Zoe has fully arrived on the scene and is here to PARTY, ya'll. What's that Mother Goose rhyme? "Upstairs and downstairs and in my lady's chamber?" Add "munching dirt, collecting bruises, and constantly in danger," and you have Zoe. Half the time she wants to be glued to me, and the other half of the time she is an absolute hoyden. She climbs everything and crawls at lightning speed, and these days she has enough strength and wit to satisfy her curiosity: what's in this cupboard? oh goody! I can open it! oh look, a bottle of hairspray and a toothbrush, such fun I will have!
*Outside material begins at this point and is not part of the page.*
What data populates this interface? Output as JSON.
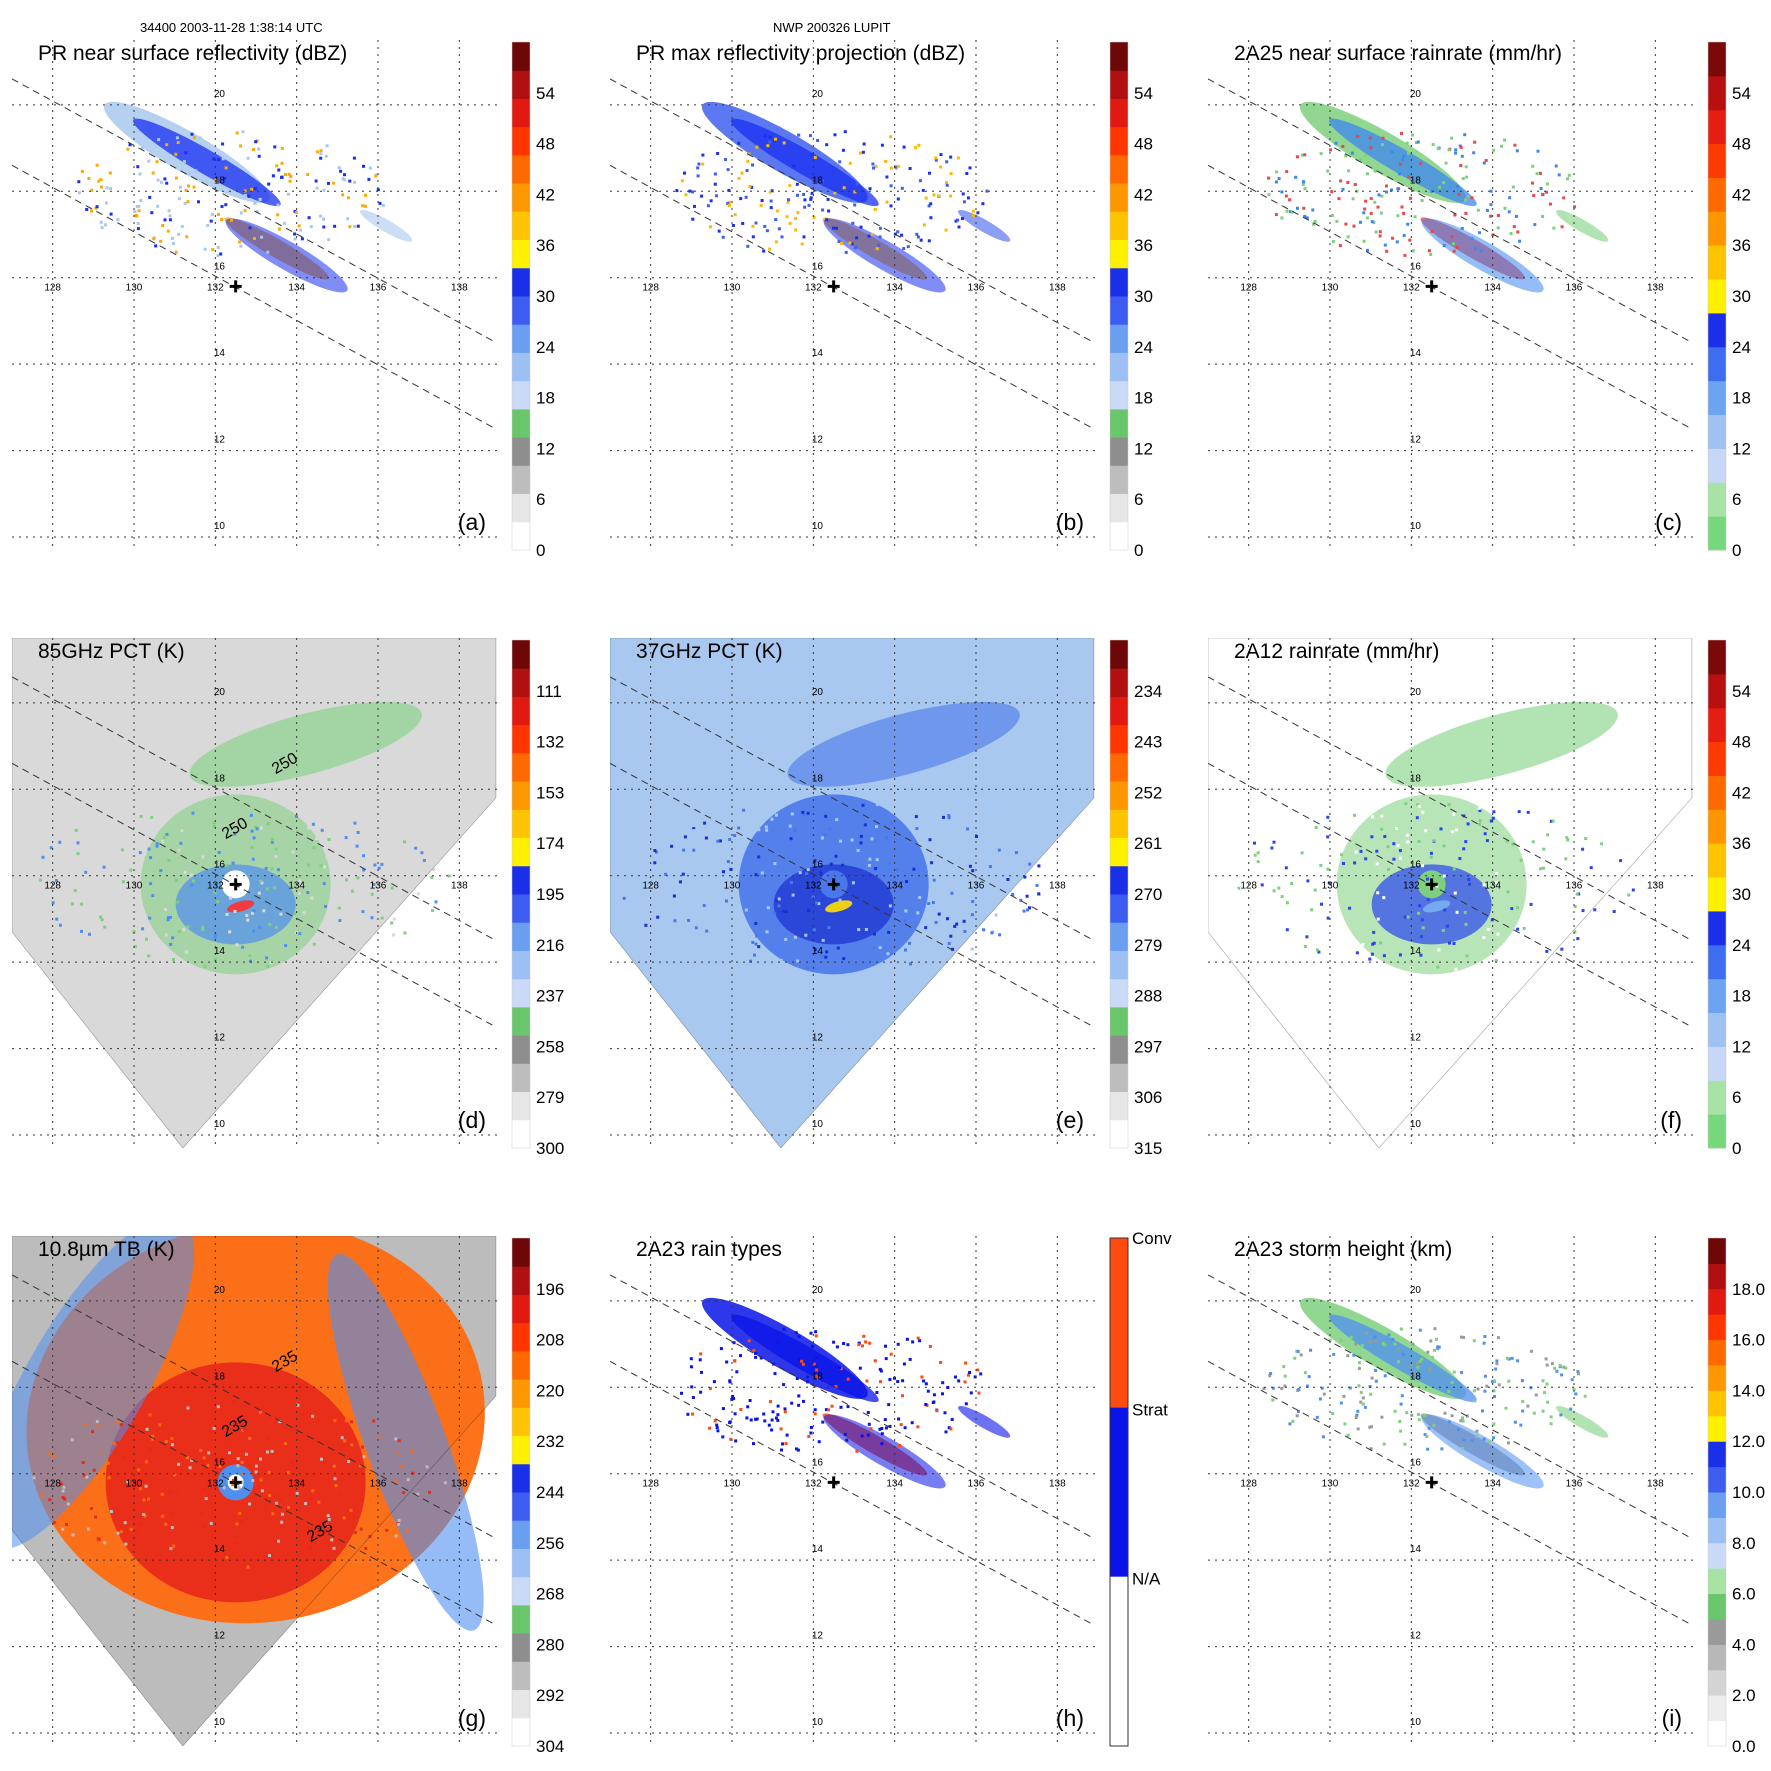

Of course, she then puts on a convincing show of innocence, what with her blonde wisps and round eyes and joyous grin.
This Thanksgiving, I gave thanks mostly for the "spiritual blessings in the heavenly places." My material blessings are wonderful, and I do pray that I'd have a clearer vision of them each year, so as not to fall into discontentment. But I'm most struck by the riches of Christ's love. By the fact that he never abandons me, even when I cannot see Him or or muster an authentic hallelujah. By the fact that he understands me, every tightly wrapped rose-petal layer of my heart, even when I cannot begin to understand myself. By the finality of justification, the permanence of my inheritance, and the unstinting abundance of his grace that meets me in my native poverty.
Confession: I always thought it sounded a bit hokey and self-serving to say "Oh, don't congratulate me! I'm so weak! These good things I did were only by the grace of God! " This year, though, I came to that point: I realized that it is all through Him. Really. I failed enough this year that I came to see that failure is my default state, or would be, outside of God's enabling-- left to myself I fall. I just don't have anything good that I ginned up on my own, and I never have. My supposed triumphs are Christ in me, and each gives one more reason to marvel at Him.
In quietness and in trust is still my strength.